The Queen (Imelda Staunton). In the end, even God couldn’t save her
It’s the end of an era.
After seven years, six series and sixty episodes, Netflix’s The Crown has finally come to an end. Rather than going right up to the present and allowing us to see the cast watching their own early lives being dramatized on TV, the story concludes in 2005, with Charles’s relatively low-key wedding to the love of his life, Camilla Parker-Bowles (Dominic West and Olivia Williams). Had Charles followed his instincts and done this about thirty years earlier, one imagines The Crown would have only needed four series, rather than six. But we’ll never know now, will we?
As it is, Season Six has contained more than its fair share of genuinely crazy moments, notably some cameo appearances from the ghosts of Diana and Dodi Fayed (Elizabeth Debicki and Khalid Abdalla) following their deaths in the 1997 Paris road crash. And guess what? There are more ghosts in this episode (sort of) as the eighty-year-old Queen (Imelda Staunton) is haunted by the spirits of her younger self. We thus see the monarch engaging in conversation with her middle-aged Elizabeth (a welcome return visit to The Crown for Olivia Colman) and later, the younger version from the dawn of her reign (again, good to see Claire Foy from the first two series again) The Queen even gets a quick salute from her teenaged self, played by young Claire Foy lookalike, Viola Prettejohn, who played the teenaged Princess Elizabeth in the wartime scenes of the recent Ritz episode.
The three faces of Queendom: maiden, mother and er…crone
The final Crown ends with Imelda’s Queen walking boldly forward (chess fans will know, Queens can go as far as they like in any direction, as long as its in a straight line) with Colman and Foy following her on either side. It’s a bit like one of those old Doctor Who episodes where all the Doctors (e.g. Hartnell, Troughton and Pertwee) get to meet up in the Tardis simultaneously. Thankfully, unlike Doctor Who, the Queen never had to undergo the awkward and painful process of ‘regeneration’ as she morphed from one actress into another. As her first Prince Philip (Doctor Who Number 11, Matt Smith) could have told her, this would have been no picnic.

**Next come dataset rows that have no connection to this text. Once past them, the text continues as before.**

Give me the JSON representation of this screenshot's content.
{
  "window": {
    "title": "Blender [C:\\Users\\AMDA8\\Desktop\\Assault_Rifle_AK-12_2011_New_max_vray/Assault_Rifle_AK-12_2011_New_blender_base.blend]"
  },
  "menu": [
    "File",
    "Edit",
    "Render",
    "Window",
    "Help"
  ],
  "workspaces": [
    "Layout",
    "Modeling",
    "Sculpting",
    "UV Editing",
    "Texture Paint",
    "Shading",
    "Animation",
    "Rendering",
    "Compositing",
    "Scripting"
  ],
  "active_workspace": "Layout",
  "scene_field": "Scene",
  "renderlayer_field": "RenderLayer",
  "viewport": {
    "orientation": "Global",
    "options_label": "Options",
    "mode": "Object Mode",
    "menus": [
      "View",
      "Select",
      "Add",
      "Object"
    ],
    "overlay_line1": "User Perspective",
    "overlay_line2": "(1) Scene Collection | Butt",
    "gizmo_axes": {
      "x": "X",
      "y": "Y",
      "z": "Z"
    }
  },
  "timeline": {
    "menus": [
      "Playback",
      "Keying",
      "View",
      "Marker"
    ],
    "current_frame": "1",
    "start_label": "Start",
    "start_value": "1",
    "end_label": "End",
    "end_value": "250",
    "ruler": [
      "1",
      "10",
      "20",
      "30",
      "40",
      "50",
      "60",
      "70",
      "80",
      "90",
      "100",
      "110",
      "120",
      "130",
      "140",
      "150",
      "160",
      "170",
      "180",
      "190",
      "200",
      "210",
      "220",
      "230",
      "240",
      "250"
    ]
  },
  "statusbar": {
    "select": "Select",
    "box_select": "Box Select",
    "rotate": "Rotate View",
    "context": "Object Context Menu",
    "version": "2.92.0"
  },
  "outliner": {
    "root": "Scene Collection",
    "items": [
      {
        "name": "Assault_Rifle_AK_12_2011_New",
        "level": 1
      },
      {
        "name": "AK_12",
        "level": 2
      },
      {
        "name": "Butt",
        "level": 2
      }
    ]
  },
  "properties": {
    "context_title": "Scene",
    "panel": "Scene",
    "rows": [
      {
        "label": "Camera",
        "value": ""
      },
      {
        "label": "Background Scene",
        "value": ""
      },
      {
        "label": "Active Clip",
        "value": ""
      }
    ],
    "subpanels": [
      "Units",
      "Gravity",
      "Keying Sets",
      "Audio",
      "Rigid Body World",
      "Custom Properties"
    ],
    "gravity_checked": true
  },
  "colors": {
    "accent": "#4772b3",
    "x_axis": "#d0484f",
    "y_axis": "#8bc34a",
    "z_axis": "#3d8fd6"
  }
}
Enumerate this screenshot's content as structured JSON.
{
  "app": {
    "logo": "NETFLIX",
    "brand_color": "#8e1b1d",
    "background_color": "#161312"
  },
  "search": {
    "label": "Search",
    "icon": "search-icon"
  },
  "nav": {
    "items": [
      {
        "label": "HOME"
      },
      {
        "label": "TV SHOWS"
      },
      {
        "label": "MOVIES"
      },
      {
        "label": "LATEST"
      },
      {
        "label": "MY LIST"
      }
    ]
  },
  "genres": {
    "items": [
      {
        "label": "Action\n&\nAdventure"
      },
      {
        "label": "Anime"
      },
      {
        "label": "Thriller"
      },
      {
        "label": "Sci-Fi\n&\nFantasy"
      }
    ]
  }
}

Anyway, the purpose of resurrecting these earlier models of the QE2 is to allow us to see the Queen airing her private thoughts as she contemplates announcing her abdication during a speech at Charles’s wedding. Did you know the Queen came very close to doing this? Chances are, you didn’t, simply because it never happened. There is no real evidence that the Queen ever considered abdicating at any point ever. Even if she had done, it’s hardly likely she would have announced her decision on the day of Charles’s wedding. Even in non-royal circles announcing big news during somebody’s else’s wedding ceremony is considered a breach of etiquette.
In this version, the Queen is contemplating abdication as a result of feelings of mortality generated by news of the continuing preparation of Operation London Bridge: the long-running plans for her own state funeral. These plans were first prepared in the Sixties, but were, of course, not put into practice until 2022. By choosing to stay on, the Queen realises she is effectively condemning Britons in the 21st century to nearly twenty more years of monarchy under one very old Queen followed by decades of kingship under several old men. Not that there’s ever any real drama generated over whether the Queen is going to stand down in 2005 or not. Obviously, she didn’t! Even The Crown would never get away with changing history that much.
Instead, the Queen throws away the handwritten bit of paper announcing her retirement on the spur of the moment. She then launches into a surprisingly irreverent speech reminiscent of a stand-up comedy routine. She only just stops short of taking the piss out of Harry (Luther Ford) for dressing up as a Nazi or joking that she was, in fact, guilty of killing Diana.
The Crown thus ends with the series, like perhaps the nation, much weaker at the end than it was at the start. Charles is at least happy to be finally married to Camilla. William (Ed McVey) is going out with Cate (Meg Bellamy) after seeing her wearing a see-through dress at a fashion show. Wills and Harry are already feuding. Tony Blair (Bertie Carvel), who was recently so popular that the Queen (according to The Crown) envied him to the extent that she was having bizarre dreams in which the founder of New Labour replaced her as monarch, is now unpopular again thanks to the Iraq War. In fact, this isn’t quite true: Blair did win a substantial General Election victory in 2005 and was still fairly popular when he himself stood down two years later. Perhaps writer Peter Morgan feels as if he has to make amends for giving Blair (then played by Michael Sheen) such an easy ride in his screenplay for Stephen Frears’s 2006 film, The Queen. We are spared dramatized versions of Brown, Cameron, May, Johnson or Truss.
We last see the Queen (Staunton) walking slowly across an empty room, then disappearing through a door, a scene presumably intended to illustrate the final seventeen years of her reign followed by her death. So ends The Crown. Despite some great performances and many fine moments, however, unlike the reign of the Queen herself, in the end, most people would probably judge the series to have fallen some way short of genuine greatness.